Je ne crois pas que l’abbé de Prades[1] soit à Breslau, et je crois encore moins qu’on le fouette avec un écriteau au dos[2] : car, s’il avait au dos cette belle devise, ce serait sur l’écriteau qu’on frapperait. Peut-être le fouette-t-on sur le cul ; mais cela est sujet à des inconvénients. Les théologiens disent que cette façon peut occasionner ce qu’ils appellent des pollutions. Je crois encore moins qu’on ait exigé à Paris des cartons pour l’article Genève ; la cour se soucie peu de nos hérétiques, et d’ailleurs il n’est pas possible d’aller proposer un carton à tous les souscripteurs qui ont reçu le livre. Il n’y a pas quatre lecteurs qui l’achètent sans avoir souscrit.

Je ne crois pas non plus que M. le maréchal de Richelieu soit disgracié : il n’a point perdu la bataille de Rosbach ; il a passé l’Aller, il a fait reculer les Hanovriens, il a fait de son mieux. On ne doit punir que la mauvaise volonté, et le roi est toujours juste.
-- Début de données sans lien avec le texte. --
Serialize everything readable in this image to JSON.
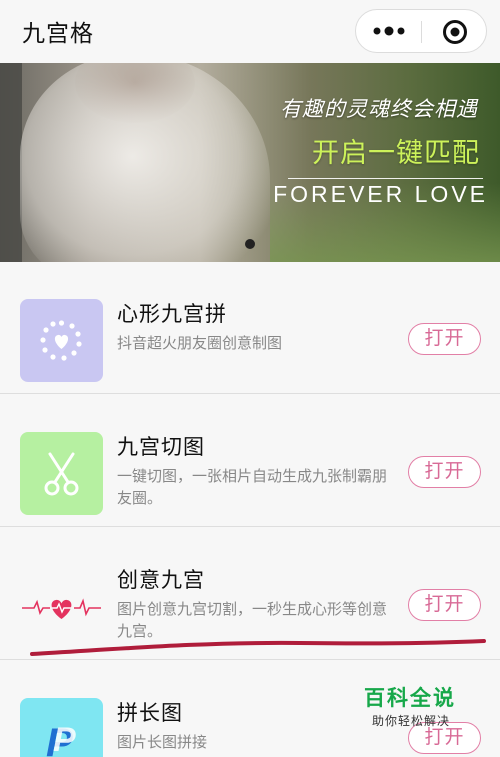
{
  "header": {
    "title": "九宫格",
    "more_icon": "ellipsis-icon",
    "close_icon": "target-circle-icon"
  },
  "banner": {
    "line1": "有趣的灵魂终会相遇",
    "line2": "开启一键匹配",
    "line3": "FOREVER LOVE",
    "accent_color": "#cdf25a"
  },
  "list": {
    "open_color": "#d86a96",
    "items": [
      {
        "title": "心形九宫拼",
        "desc": "抖音超火朋友圈创意制图",
        "button": "打开",
        "icon": "heart-dots-icon",
        "thumb_color": "#c9c7f2"
      },
      {
        "title": "九宫切图",
        "desc": "一键切图，一张相片自动生成九张制霸朋友圈。",
        "button": "打开",
        "icon": "scissors-icon",
        "thumb_color": "#b6f0a1"
      },
      {
        "title": "创意九宫",
        "desc": "图片创意九宫切割，一秒生成心形等创意九宫。",
        "button": "打开",
        "icon": "heartbeat-icon",
        "thumb_color": "#f7f7f7"
      },
      {
        "title": "拼长图",
        "desc": "图片长图拼接",
        "button": "打开",
        "icon": "paypal-icon",
        "thumb_color": "#7fe6f2"
      }
    ]
  },
  "watermark": {
    "title": "百科全说",
    "subtitle": "助你轻松解决"
  }
}
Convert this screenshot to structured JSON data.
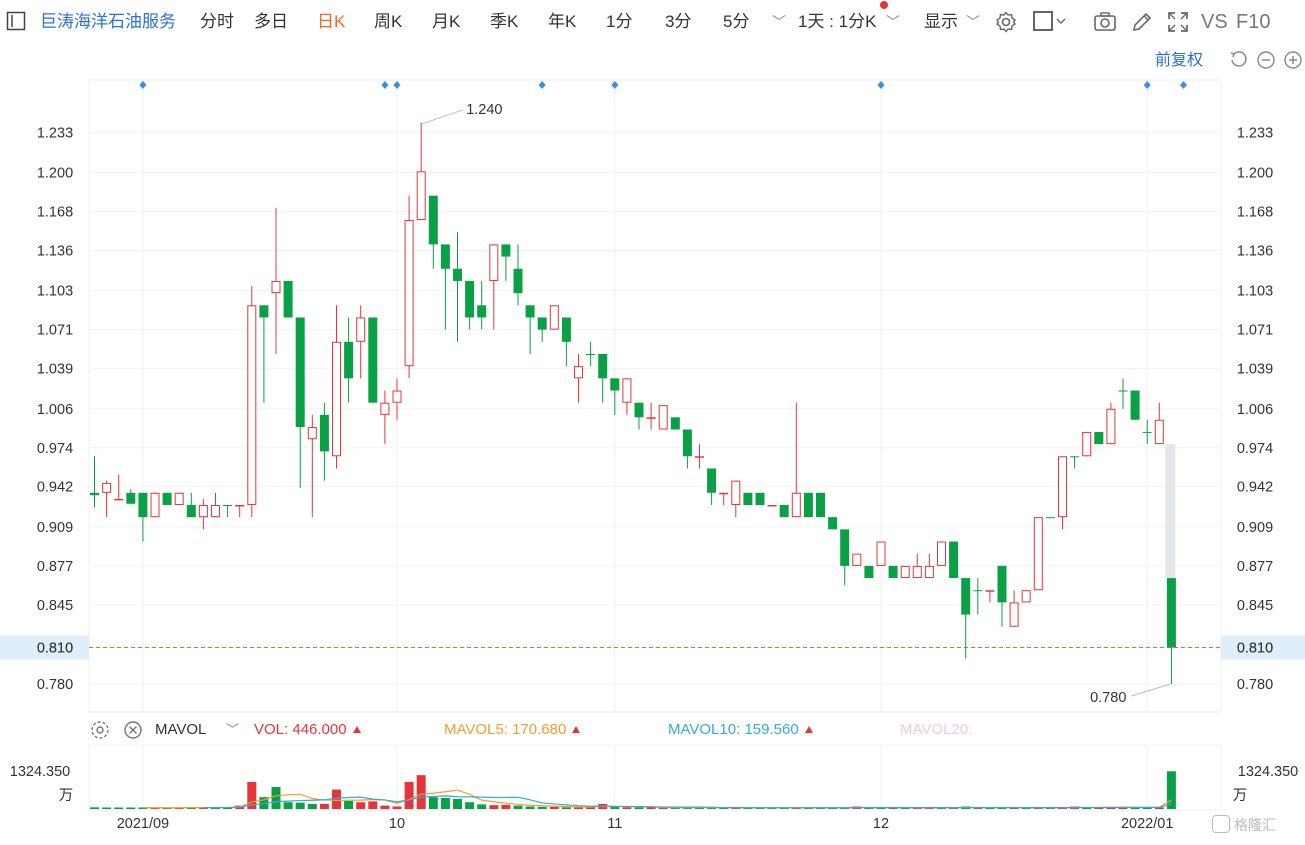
{
  "toolbar": {
    "stock_name": "巨涛海洋石油服务",
    "periods": [
      "分时",
      "多日",
      "日K",
      "周K",
      "月K",
      "季K",
      "年K",
      "1分",
      "3分",
      "5分"
    ],
    "active_period": "日K",
    "interval_select": "1天 : 1分K",
    "display_select": "显示",
    "vs_label": "VS",
    "f10_label": "F10"
  },
  "controls": {
    "adjust_label": "前复权"
  },
  "volume_legend": {
    "indicator": "MAVOL",
    "vol_label": "VOL:",
    "vol_value": "446.000",
    "mavol5_label": "MAVOL5:",
    "mavol5_value": "170.680",
    "mavol10_label": "MAVOL10:",
    "mavol10_value": "159.560",
    "mavol20_label": "MAVOL20:"
  },
  "colors": {
    "up": "#e6353a",
    "down": "#0aa045",
    "accent": "#f36c21",
    "mavol5": "#f39c32",
    "mavol10": "#3aa8d8",
    "mavol20": "#f2c9e0",
    "marker": "#3a8ee6"
  },
  "logo_text": "格隆汇",
  "chart_data": {
    "type": "candlestick",
    "ylim": [
      0.757,
      1.276
    ],
    "y_ticks": [
      "1.233",
      "1.200",
      "1.168",
      "1.136",
      "1.103",
      "1.071",
      "1.039",
      "1.006",
      "0.974",
      "0.942",
      "0.909",
      "0.877",
      "0.845",
      "0.810",
      "0.780"
    ],
    "x_labels": [
      {
        "index": 4,
        "label": "2021/09"
      },
      {
        "index": 25,
        "label": "10"
      },
      {
        "index": 43,
        "label": "11"
      },
      {
        "index": 65,
        "label": "12"
      },
      {
        "index": 87,
        "label": "2022/01"
      }
    ],
    "event_markers": [
      4,
      24,
      25,
      37,
      43,
      65,
      87,
      90
    ],
    "max_label": "1.240",
    "min_label": "0.780",
    "current_price": "0.810",
    "volume_max_label": "1324.350",
    "volume_unit": "万",
    "candles": [
      [
        0.937,
        0.935,
        0.967,
        0.925
      ],
      [
        0.937,
        0.945,
        0.947,
        0.917
      ],
      [
        0.932,
        0.932,
        0.952,
        0.932
      ],
      [
        0.937,
        0.928,
        0.94,
        0.928
      ],
      [
        0.937,
        0.917,
        0.937,
        0.897
      ],
      [
        0.917,
        0.937,
        0.937,
        0.917
      ],
      [
        0.937,
        0.927,
        0.937,
        0.927
      ],
      [
        0.927,
        0.937,
        0.937,
        0.927
      ],
      [
        0.927,
        0.917,
        0.937,
        0.917
      ],
      [
        0.917,
        0.927,
        0.932,
        0.907
      ],
      [
        0.917,
        0.927,
        0.937,
        0.917
      ],
      [
        0.927,
        0.927,
        0.927,
        0.917
      ],
      [
        0.927,
        0.927,
        0.927,
        0.917
      ],
      [
        0.927,
        1.091,
        1.107,
        0.917
      ],
      [
        1.091,
        1.081,
        1.091,
        1.011
      ],
      [
        1.101,
        1.111,
        1.171,
        1.051
      ],
      [
        1.111,
        1.081,
        1.111,
        1.081
      ],
      [
        1.081,
        0.991,
        1.081,
        0.941
      ],
      [
        0.981,
        0.991,
        1.001,
        0.917
      ],
      [
        1.001,
        0.971,
        1.011,
        0.947
      ],
      [
        0.967,
        1.061,
        1.091,
        0.957
      ],
      [
        1.061,
        1.031,
        1.081,
        1.011
      ],
      [
        1.061,
        1.081,
        1.091,
        1.031
      ],
      [
        1.081,
        1.011,
        1.081,
        1.011
      ],
      [
        1.001,
        1.011,
        1.021,
        0.977
      ],
      [
        1.011,
        1.021,
        1.031,
        0.997
      ],
      [
        1.041,
        1.161,
        1.181,
        1.031
      ],
      [
        1.161,
        1.201,
        1.241,
        1.161
      ],
      [
        1.181,
        1.141,
        1.181,
        1.121
      ],
      [
        1.141,
        1.121,
        1.141,
        1.071
      ],
      [
        1.121,
        1.111,
        1.151,
        1.061
      ],
      [
        1.111,
        1.081,
        1.111,
        1.071
      ],
      [
        1.091,
        1.081,
        1.111,
        1.071
      ],
      [
        1.111,
        1.141,
        1.141,
        1.071
      ],
      [
        1.141,
        1.131,
        1.141,
        1.111
      ],
      [
        1.121,
        1.101,
        1.141,
        1.091
      ],
      [
        1.091,
        1.081,
        1.091,
        1.051
      ],
      [
        1.081,
        1.071,
        1.081,
        1.061
      ],
      [
        1.071,
        1.091,
        1.091,
        1.071
      ],
      [
        1.081,
        1.061,
        1.081,
        1.041
      ],
      [
        1.031,
        1.041,
        1.051,
        1.011
      ],
      [
        1.051,
        1.051,
        1.061,
        1.041
      ],
      [
        1.051,
        1.031,
        1.051,
        1.011
      ],
      [
        1.031,
        1.021,
        1.031,
        1.001
      ],
      [
        1.011,
        1.031,
        1.031,
        1.001
      ],
      [
        1.011,
        0.999,
        1.011,
        0.989
      ],
      [
        0.999,
        0.999,
        1.011,
        0.989
      ],
      [
        0.989,
        1.009,
        1.009,
        0.989
      ],
      [
        0.999,
        0.989,
        0.999,
        0.989
      ],
      [
        0.989,
        0.967,
        0.989,
        0.957
      ],
      [
        0.967,
        0.967,
        0.977,
        0.957
      ],
      [
        0.957,
        0.937,
        0.957,
        0.927
      ],
      [
        0.937,
        0.937,
        0.937,
        0.927
      ],
      [
        0.927,
        0.947,
        0.947,
        0.917
      ],
      [
        0.937,
        0.927,
        0.937,
        0.927
      ],
      [
        0.937,
        0.927,
        0.937,
        0.927
      ],
      [
        0.927,
        0.927,
        0.927,
        0.927
      ],
      [
        0.927,
        0.917,
        0.927,
        0.917
      ],
      [
        0.917,
        0.937,
        1.011,
        0.917
      ],
      [
        0.937,
        0.917,
        0.937,
        0.917
      ],
      [
        0.937,
        0.917,
        0.937,
        0.917
      ],
      [
        0.917,
        0.907,
        0.917,
        0.907
      ],
      [
        0.907,
        0.877,
        0.907,
        0.861
      ],
      [
        0.877,
        0.887,
        0.887,
        0.877
      ],
      [
        0.877,
        0.867,
        0.877,
        0.867
      ],
      [
        0.877,
        0.897,
        0.897,
        0.877
      ],
      [
        0.877,
        0.867,
        0.877,
        0.867
      ],
      [
        0.867,
        0.877,
        0.877,
        0.867
      ],
      [
        0.867,
        0.877,
        0.887,
        0.867
      ],
      [
        0.867,
        0.877,
        0.887,
        0.867
      ],
      [
        0.877,
        0.897,
        0.897,
        0.877
      ],
      [
        0.897,
        0.867,
        0.897,
        0.867
      ],
      [
        0.867,
        0.837,
        0.867,
        0.801
      ],
      [
        0.857,
        0.857,
        0.867,
        0.837
      ],
      [
        0.857,
        0.857,
        0.857,
        0.847
      ],
      [
        0.877,
        0.847,
        0.877,
        0.827
      ],
      [
        0.827,
        0.847,
        0.857,
        0.827
      ],
      [
        0.847,
        0.857,
        0.857,
        0.847
      ],
      [
        0.857,
        0.917,
        0.917,
        0.857
      ],
      [
        0.917,
        0.917,
        0.917,
        0.917
      ],
      [
        0.917,
        0.967,
        0.967,
        0.907
      ],
      [
        0.967,
        0.967,
        0.967,
        0.957
      ],
      [
        0.967,
        0.987,
        0.987,
        0.967
      ],
      [
        0.987,
        0.977,
        0.987,
        0.977
      ],
      [
        0.977,
        1.006,
        1.011,
        0.977
      ],
      [
        1.021,
        1.021,
        1.031,
        1.006
      ],
      [
        1.021,
        0.997,
        1.021,
        0.997
      ],
      [
        0.987,
        0.987,
        0.997,
        0.977
      ],
      [
        0.977,
        0.997,
        1.011,
        0.977
      ],
      [
        0.867,
        0.81,
        0.867,
        0.78
      ]
    ],
    "volumes": [
      [
        20,
        0
      ],
      [
        15,
        0
      ],
      [
        15,
        0
      ],
      [
        15,
        0
      ],
      [
        15,
        0
      ],
      [
        15,
        1
      ],
      [
        15,
        0
      ],
      [
        15,
        1
      ],
      [
        20,
        0
      ],
      [
        20,
        1
      ],
      [
        20,
        0
      ],
      [
        20,
        0
      ],
      [
        40,
        1
      ],
      [
        320,
        1
      ],
      [
        140,
        0
      ],
      [
        260,
        0
      ],
      [
        80,
        0
      ],
      [
        75,
        0
      ],
      [
        60,
        0
      ],
      [
        60,
        1
      ],
      [
        230,
        1
      ],
      [
        95,
        0
      ],
      [
        80,
        1
      ],
      [
        90,
        1
      ],
      [
        40,
        1
      ],
      [
        30,
        1
      ],
      [
        320,
        1
      ],
      [
        400,
        1
      ],
      [
        140,
        0
      ],
      [
        130,
        0
      ],
      [
        120,
        0
      ],
      [
        80,
        0
      ],
      [
        55,
        0
      ],
      [
        45,
        1
      ],
      [
        50,
        1
      ],
      [
        40,
        0
      ],
      [
        30,
        0
      ],
      [
        25,
        0
      ],
      [
        25,
        1
      ],
      [
        20,
        0
      ],
      [
        20,
        1
      ],
      [
        25,
        1
      ],
      [
        60,
        1
      ],
      [
        25,
        0
      ],
      [
        20,
        1
      ],
      [
        15,
        0
      ],
      [
        15,
        1
      ],
      [
        15,
        1
      ],
      [
        15,
        0
      ],
      [
        15,
        0
      ],
      [
        20,
        0
      ],
      [
        15,
        0
      ],
      [
        15,
        0
      ],
      [
        15,
        1
      ],
      [
        15,
        0
      ],
      [
        15,
        0
      ],
      [
        15,
        0
      ],
      [
        15,
        0
      ],
      [
        15,
        1
      ],
      [
        15,
        0
      ],
      [
        15,
        0
      ],
      [
        15,
        0
      ],
      [
        15,
        0
      ],
      [
        30,
        1
      ],
      [
        15,
        0
      ],
      [
        15,
        0
      ],
      [
        15,
        1
      ],
      [
        15,
        0
      ],
      [
        15,
        1
      ],
      [
        15,
        1
      ],
      [
        15,
        0
      ],
      [
        15,
        1
      ],
      [
        30,
        0
      ],
      [
        15,
        1
      ],
      [
        15,
        0
      ],
      [
        15,
        0
      ],
      [
        15,
        1
      ],
      [
        15,
        0
      ],
      [
        15,
        1
      ],
      [
        15,
        0
      ],
      [
        15,
        1
      ],
      [
        30,
        1
      ],
      [
        20,
        0
      ],
      [
        15,
        1
      ],
      [
        20,
        1
      ],
      [
        25,
        1
      ],
      [
        20,
        0
      ],
      [
        20,
        0
      ],
      [
        20,
        1
      ],
      [
        446,
        0
      ]
    ],
    "mavol5": [],
    "mavol10": []
  }
}
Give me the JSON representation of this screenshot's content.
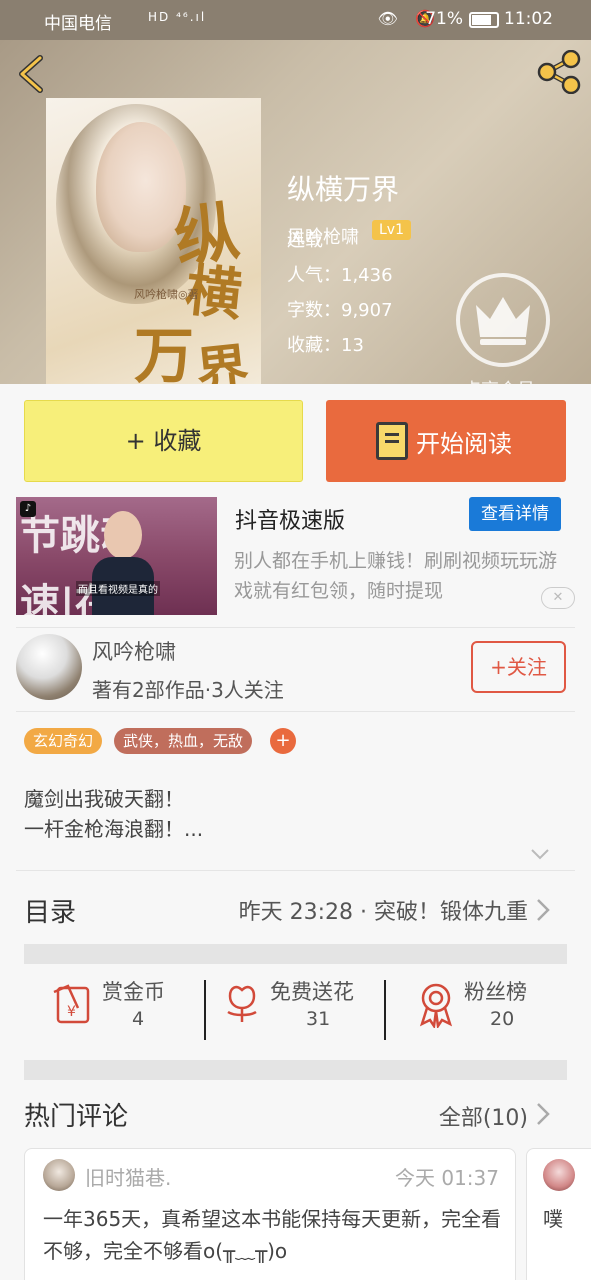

Je ne crois point encore qu’il faille vingt ans pour détromper le public sur une très-mauvaise pièce[3] ; mais je crois fermement que le public d’aujourd’hui ne vaut pas la peine qu’on travaille pour lui, en quelque genre que ce puisse être.

Voilà, ma chère nièce, tout ce que je crois, et tout ce que je ne crois pas. Je vous ai ouvert le fond de mon cœur. Si vous avez quelque chose à croire dans ce monde, croyez que ce cœur est à vous. Vous ne me dites point si vous continuez à vous frotter circulairement avec de l’arthanite[4] ; si vous mangez, si vous digérez, si vous êtes agréablement logée. Il faut, s’il vous plaît, que vous m’instruisiez de votre manière d’exister, car mon être s’intéresse tendrement au vôtre.

Savez-vous si c’est à Paris qu’on élève le prince de Parme[5],

  1. Voyez page 420.
  2. Voyez lettre 3555.
  3. Allusion sévère à l’Iphigénie en Tauride.
  4. L’arthanite est le nom ancien du cyclamen europœum, L., que les Français appellent vulgairement pain de pourceau. (Note de M. de Cayrol.)
  5. Ferdinand, né en 1751, duc de Parme en 1765, dépossédé par la Révolution, mort en 1802, père de Louis, roi d’Étrurie, mort en 1803.